On pense souvent que la technique est une affaire trop ardue pour en faire un sujet de conversation. On aime pourtant discuter d’à peu près tout en France, par exemple des vertus comparées de la relance par la consommation et par l’investissement, sujet sur lequel les économistes peinent pourtant à trouver un consensus. Mais la technique relèverait du “dur”, de l’indiscutable, les autres affaires humaines relevant du “mou”, du discutable. Cette distinction héritée des Lumières ne tient cependant plus guère, comme le rappelle Claude Riveline dans sa page Idées. Ce numéro montre en tout cas combien les réussites, ou les échecs, de projets techniques tiennent à des aspects profondément humains.
L’Institut Pasteur a créé un incubateur, Pasteur BioTop, pour favoriser la création d’entreprises par des chercheurs. Créer une entreprise, voilà qui peut être romanesque, voire tourner au tragique si l’on se rappelle le destin de César Birotteau dans Balzac. Mais l’Institut a la sagesse de ne pas s’en remettre aux seuls aspects techniques et à la froideur des business plans pour aider ses hardis pionniers : il les soutient par un relationnel très attentionné assuré par Pascale Altier, dont l’implication affective semble jouer un rôle décisif dans le succès de l’incubateur.
Ross Koppel rapporte des faits inquiétants au sujet des nouvelles technologies de l’information dans les hôpitaux. Alors qu’elles devraient apporter de grands progrès, elles entraînent une multiplication d’erreurs médicales. C’est que les concepteurs et les financeurs de ces cathédrales technologiques sont restés dans leur monde technique sans prendre en compte les contraintes des personnels de soin, ni imaginer que cela pouvait jouer un rôle.
Montréal est-elle devenue un pôle mondial de la création de jeux électroniques parce qu’elle a offert aux entreprises des conditions fiscales exceptionnelles ? Ubisoft a certes été attirée par cet argument très rationnel et fort peu romantique, mais elle a découvert un facteur plus important : l’apport de la culture underground qui s’épanouit dans les bars et les salles de spectacle de la ville, et grâce aux festivals de toute sorte qui s’y déroulent.

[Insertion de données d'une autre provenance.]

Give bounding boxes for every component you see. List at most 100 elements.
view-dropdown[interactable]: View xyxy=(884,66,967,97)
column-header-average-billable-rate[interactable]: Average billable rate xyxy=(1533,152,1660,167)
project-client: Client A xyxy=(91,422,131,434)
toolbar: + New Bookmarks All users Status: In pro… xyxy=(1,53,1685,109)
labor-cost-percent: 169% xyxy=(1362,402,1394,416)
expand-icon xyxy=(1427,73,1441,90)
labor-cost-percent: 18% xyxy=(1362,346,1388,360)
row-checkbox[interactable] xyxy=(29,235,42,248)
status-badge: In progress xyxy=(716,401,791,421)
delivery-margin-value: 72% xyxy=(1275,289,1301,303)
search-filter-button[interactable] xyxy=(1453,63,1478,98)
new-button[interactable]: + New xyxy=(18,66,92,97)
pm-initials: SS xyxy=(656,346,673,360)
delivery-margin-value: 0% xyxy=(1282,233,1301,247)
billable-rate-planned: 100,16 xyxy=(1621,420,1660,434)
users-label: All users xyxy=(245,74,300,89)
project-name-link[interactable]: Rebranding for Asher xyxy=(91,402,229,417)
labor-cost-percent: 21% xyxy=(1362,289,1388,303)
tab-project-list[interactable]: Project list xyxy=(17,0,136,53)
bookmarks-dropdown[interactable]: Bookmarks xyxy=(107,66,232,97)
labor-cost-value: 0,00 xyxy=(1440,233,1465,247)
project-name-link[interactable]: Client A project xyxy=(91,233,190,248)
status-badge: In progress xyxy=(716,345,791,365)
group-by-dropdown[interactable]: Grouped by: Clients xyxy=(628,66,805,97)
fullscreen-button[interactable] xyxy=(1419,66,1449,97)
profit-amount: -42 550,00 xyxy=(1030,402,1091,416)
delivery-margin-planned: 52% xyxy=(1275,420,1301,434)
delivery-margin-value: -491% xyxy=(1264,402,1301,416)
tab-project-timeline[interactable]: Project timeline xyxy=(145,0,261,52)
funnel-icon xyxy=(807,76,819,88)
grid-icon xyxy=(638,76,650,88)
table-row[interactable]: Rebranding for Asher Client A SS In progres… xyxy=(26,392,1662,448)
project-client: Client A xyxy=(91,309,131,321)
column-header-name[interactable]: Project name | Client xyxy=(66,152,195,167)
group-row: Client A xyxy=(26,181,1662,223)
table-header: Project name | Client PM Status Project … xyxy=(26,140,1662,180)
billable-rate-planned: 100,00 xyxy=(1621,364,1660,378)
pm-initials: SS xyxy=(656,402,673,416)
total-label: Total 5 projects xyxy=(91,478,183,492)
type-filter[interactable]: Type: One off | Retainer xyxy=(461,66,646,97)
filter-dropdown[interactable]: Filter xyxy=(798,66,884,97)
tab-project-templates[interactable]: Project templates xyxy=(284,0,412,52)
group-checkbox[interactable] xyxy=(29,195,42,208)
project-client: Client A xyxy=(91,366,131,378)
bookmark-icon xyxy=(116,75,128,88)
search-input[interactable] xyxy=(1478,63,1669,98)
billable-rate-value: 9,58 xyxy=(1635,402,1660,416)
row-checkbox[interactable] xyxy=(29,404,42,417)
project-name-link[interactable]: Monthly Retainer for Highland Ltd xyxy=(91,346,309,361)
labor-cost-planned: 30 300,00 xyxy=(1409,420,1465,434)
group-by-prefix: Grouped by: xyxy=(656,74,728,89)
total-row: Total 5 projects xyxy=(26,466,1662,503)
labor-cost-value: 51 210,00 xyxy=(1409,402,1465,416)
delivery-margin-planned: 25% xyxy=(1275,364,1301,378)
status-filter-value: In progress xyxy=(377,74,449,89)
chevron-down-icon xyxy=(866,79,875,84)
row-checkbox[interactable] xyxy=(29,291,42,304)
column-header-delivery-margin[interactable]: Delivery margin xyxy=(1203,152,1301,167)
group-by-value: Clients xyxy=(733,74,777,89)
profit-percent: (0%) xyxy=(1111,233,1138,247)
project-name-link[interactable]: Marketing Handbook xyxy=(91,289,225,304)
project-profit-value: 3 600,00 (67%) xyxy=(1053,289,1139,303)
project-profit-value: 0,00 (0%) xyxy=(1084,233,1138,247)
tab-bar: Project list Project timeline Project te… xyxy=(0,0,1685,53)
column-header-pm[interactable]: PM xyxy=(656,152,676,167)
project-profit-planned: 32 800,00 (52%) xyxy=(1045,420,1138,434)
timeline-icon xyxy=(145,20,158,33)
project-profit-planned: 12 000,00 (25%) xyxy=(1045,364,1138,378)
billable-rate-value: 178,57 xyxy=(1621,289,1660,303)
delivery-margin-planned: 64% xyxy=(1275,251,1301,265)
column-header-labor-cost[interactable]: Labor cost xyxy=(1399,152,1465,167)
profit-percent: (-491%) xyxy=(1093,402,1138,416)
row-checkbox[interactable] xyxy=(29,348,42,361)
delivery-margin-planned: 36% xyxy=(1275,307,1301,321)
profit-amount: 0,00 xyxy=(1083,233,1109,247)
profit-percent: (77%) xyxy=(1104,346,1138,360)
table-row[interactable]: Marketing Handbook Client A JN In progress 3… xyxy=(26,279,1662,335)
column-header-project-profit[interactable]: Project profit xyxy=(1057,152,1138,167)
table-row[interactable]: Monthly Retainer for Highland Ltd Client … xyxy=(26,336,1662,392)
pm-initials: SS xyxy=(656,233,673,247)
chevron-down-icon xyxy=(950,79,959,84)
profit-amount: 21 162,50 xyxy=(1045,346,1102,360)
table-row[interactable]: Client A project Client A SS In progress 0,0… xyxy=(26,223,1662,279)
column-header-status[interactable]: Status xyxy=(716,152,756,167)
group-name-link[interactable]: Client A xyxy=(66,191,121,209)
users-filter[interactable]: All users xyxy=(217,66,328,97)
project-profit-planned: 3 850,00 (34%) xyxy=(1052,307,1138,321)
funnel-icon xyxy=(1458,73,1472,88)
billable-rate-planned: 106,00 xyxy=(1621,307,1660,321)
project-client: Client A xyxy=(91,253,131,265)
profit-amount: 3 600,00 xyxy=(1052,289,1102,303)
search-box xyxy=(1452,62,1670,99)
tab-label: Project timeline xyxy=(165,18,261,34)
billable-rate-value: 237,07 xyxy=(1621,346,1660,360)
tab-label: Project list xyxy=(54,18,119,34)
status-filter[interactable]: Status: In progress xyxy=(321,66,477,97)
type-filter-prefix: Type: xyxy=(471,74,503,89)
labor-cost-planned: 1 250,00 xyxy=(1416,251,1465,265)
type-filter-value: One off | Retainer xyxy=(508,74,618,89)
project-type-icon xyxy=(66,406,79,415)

Il y a peu, les banques se battaient pour attirer les quants, cerveaux qui maîtrisent les mathématiques les plus pointues et sont les mieux à même, pensait-on, de dominer la complexité des marchés financiers. « Stop, les mathématiques nous abusent ! » a pourtant clamé Nassim Taleb dans un livre devenu best-seller peu avant que le système ne s’effondre : on avait mélangé le “dur” et le “mou”, science et magie, en prêtant aux mathématiques un pouvoir de prédiction qu’elles ne pouvaient avoir.
À ce jour, la ligne de métro 14 ne s’est pas arrêtée pour fait de grève. On pense généralement que c’est grâce à l’automatisation, mais on verra en lisant le témoignage de Mathieu Dunant que ce serait plutôt grâce à l’amour. Le système de management mis en place entretient en effet une proximité entre les acteurs, une valorisation des personnes et une harmonie collective à un niveau rarement atteint en univers industriel.
On sait que la technique a pris une place importante dans notre société, mais elle n’existe pas seule : ses déploiements tiennent à des aspects économiques, humains, organisationnels, qu’on prend mal en compte à force de séparer sciences “dures” et sciences “molles” et de tout découper en (sous) disciplines. Il serait donc opportun de mieux élucider les interactions entre toutes ces dimensions et de diffuser une vision plus riche et réaliste de la technologie. La technique est une affaire sérieuse, il faut en débattre… Nous en reparlerons prochainement.